My favourite cover is probably the one for issue 4, a modern-day variation of "Christ Carrying the Cross" by Hieronymous Bosch. Christ, holding a copy of Weirdo, is surrounded by a crowd full of scruffiness and corruption; conniving corporate leaders, politicians, a cop, a big-haired preacher pushing genuine prayer cloths, and in one corner a beatific young woman with golden hair wearing St. Veronica's vile bearing the sacred image as a t-shirt.Bosch is an apt choice since Crumb shares the Flemish painter's jaundiced view of a weak and foolish humanity, although they obviously differ on lust as a deadly sin. The border illustration is a cross between a medieval Last Judgement and an old MAD cover.
My second favourite cover is from issue 14, subtitled "America wallows in its own filth", which portrays a typically voluptuous Crumb girl with muddy legs and a Madonna top on her bra-less bosom, riding a hog and singing "Sally in the Garden"as an army of Kilroys crowds the pig-pen. In both pieces the penwork is excruciatingly lovely. Crumb also takes particular care in playing with the flat colours of the printing process to achieve depth and subtlety.
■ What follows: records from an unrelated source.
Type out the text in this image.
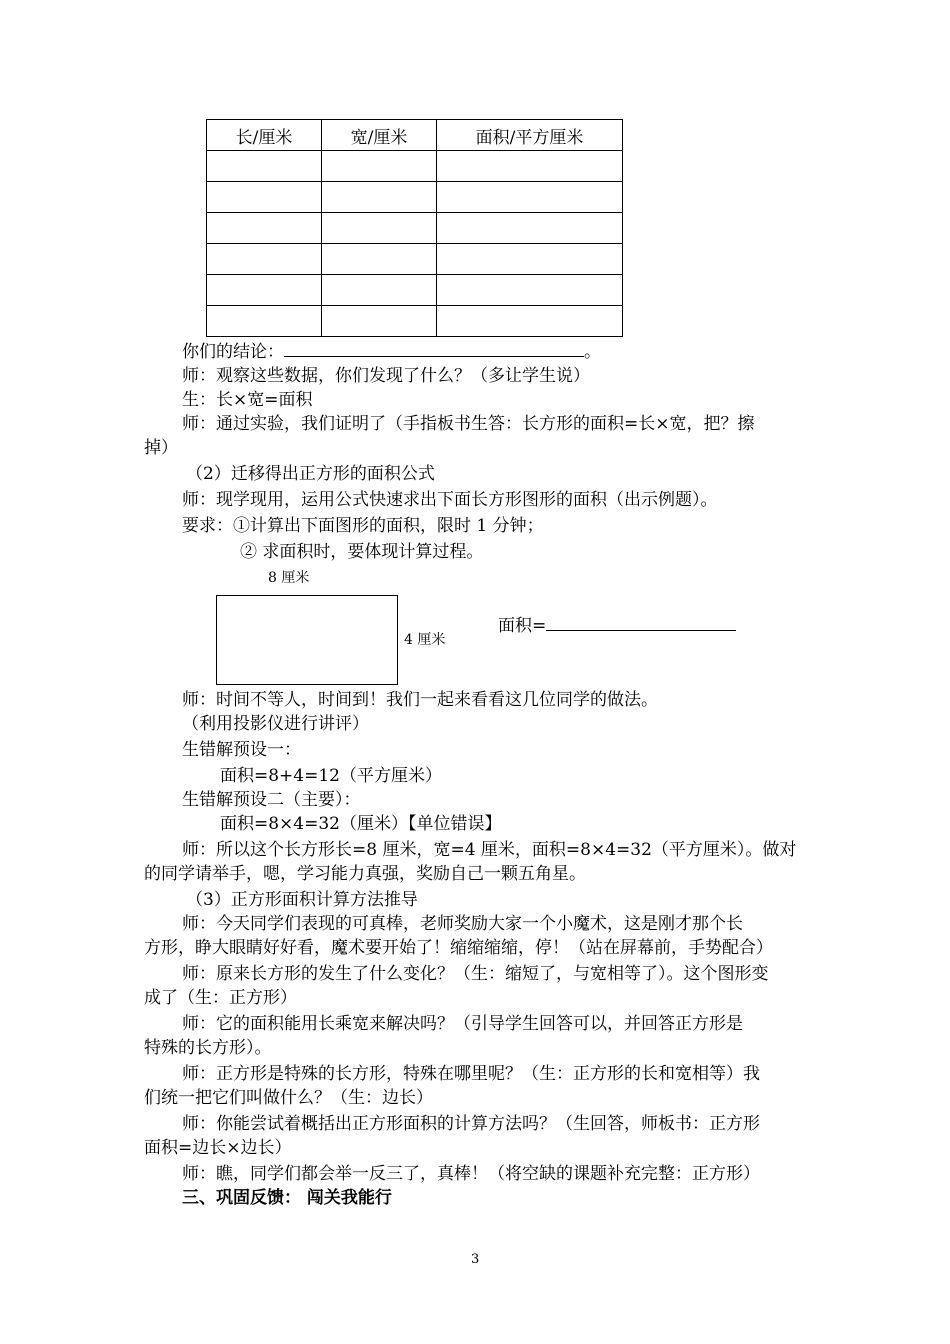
长/厘米	宽/厘米	面积/平方厘米

你们的结论：	。
师：观察这些数据，你们发现了什么？（多让学生说）
生：长×宽=面积
师：通过实验，我们证明了（手指板书生答：长方形的面积=长×宽，把？擦
掉）
（2）迁移得出正方形的面积公式
师：现学现用，运用公式快速求出下面长方形图形的面积（出示例题）。
要求：①计算出下面图形的面积，限时 1 分钟；
② 求面积时，要体现计算过程。
8 厘米
4 厘米
面积=
师：时间不等人，时间到！我们一起来看看这几位同学的做法。
（利用投影仪进行讲评）
生错解预设一：
面积=8+4=12（平方厘米）
生错解预设二（主要）：
面积=8×4=32（厘米）【单位错误】
师：所以这个长方形长=8 厘米，宽=4 厘米，面积=8×4=32（平方厘米）。做对
的同学请举手，嗯，学习能力真强，奖励自己一颗五角星。
（3）正方形面积计算方法推导
师：今天同学们表现的可真棒，老师奖励大家一个小魔术，这是刚才那个长
方形，睁大眼睛好好看，魔术要开始了！缩缩缩缩，停！（站在屏幕前，手势配合）
师：原来长方形的发生了什么变化？（生：缩短了，与宽相等了）。这个图形变
成了（生：正方形）
师：它的面积能用长乘宽来解决吗？（引导学生回答可以，并回答正方形是
特殊的长方形）。
师：正方形是特殊的长方形，特殊在哪里呢？（生：正方形的长和宽相等）我
们统一把它们叫做什么？（生：边长）
师：你能尝试着概括出正方形面积的计算方法吗？（生回答，师板书：正方形
面积=边长×边长）
师：瞧，同学们都会举一反三了，真棒！（将空缺的课题补充完整：正方形）
三、巩固反馈： 闯关我能行
3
Crumb is never brainless or shrill. Even his most bile-filled rantings are done with wit and intelligence and self-deprecation. His essay "Where Has It Gone, The Beautiful Music of Our Grandparents - It Died With Them... That's Where It Went" begins with Crumb being driven crazy by obnoxious pop music in a restaurant. After assaulting a rock star and his agent, Crumb launches into a fascinating history of music, contrasting the overly-refined classical "masterpieces" created for the aristocracy with the low-down folk music of peasants who would jump and dance with such abandon that their noses bled. He bemoans the destruction of folk traditions around the globe - a young man with a blaring boom box being the envy of his village.
Crumb's ability to use comics as a medium for serious work is fully evident in one of his most interesting pieces, "The Religious Experience of Philip K. Dick", which chronicles the last years of the highly-regarded science fiction writer who experience an intense vision of the apocalypse and believed that he was possessed by the spirit of Elijah. The dark, heavy style of the artwork perfectly reflects the mood of the story. Dick re-experienced the brutal parroting of John the Baptist and even his everyday life was coloured by flashbacks to times of persecution. Paradoxically, Dick functioned much better in the real world while "possessed" than he had before. In the end the question lingers: was he experiencing the onset of schizophrenia or a "mystic revelation"?
Drawn in a similar style is "Footsy". With remarkable recall Crumb vividly paints a bitter and funny picture of his high school world, where his social ineptitude with girls forced him to deal with his desires furtively via this "sneaky little game". Crumb never spares himself the rod in his work.
"I Remember The Sixties" relates how LSD transformed his life. It dissects the Summer of Love which was soon destroyed by "wolves" and rampant paranoia. crumb's own LSD visions ranged from the hellish to states of "ecstatic grace". The piece ends on a strange note with a dream of Paradise Lost as Crumb encounters some young centaurs who only see him as a funny, bent old man.
Another great piece is an excerpt from "Boswell's London Journal, 1762-63", which relates the plump, pleasure-loving Sir James' social and amorous exploits. He will be discussing philosophy in one breath and tartly commentating upon a whore whose "avarice was as large as her ass."
It is ironic and indicative of the state of culture in this country, that the work of one of its truest artists has appeared primarily in obscure, underground, always-on-the-edge-of-going-under rags like Weirdo.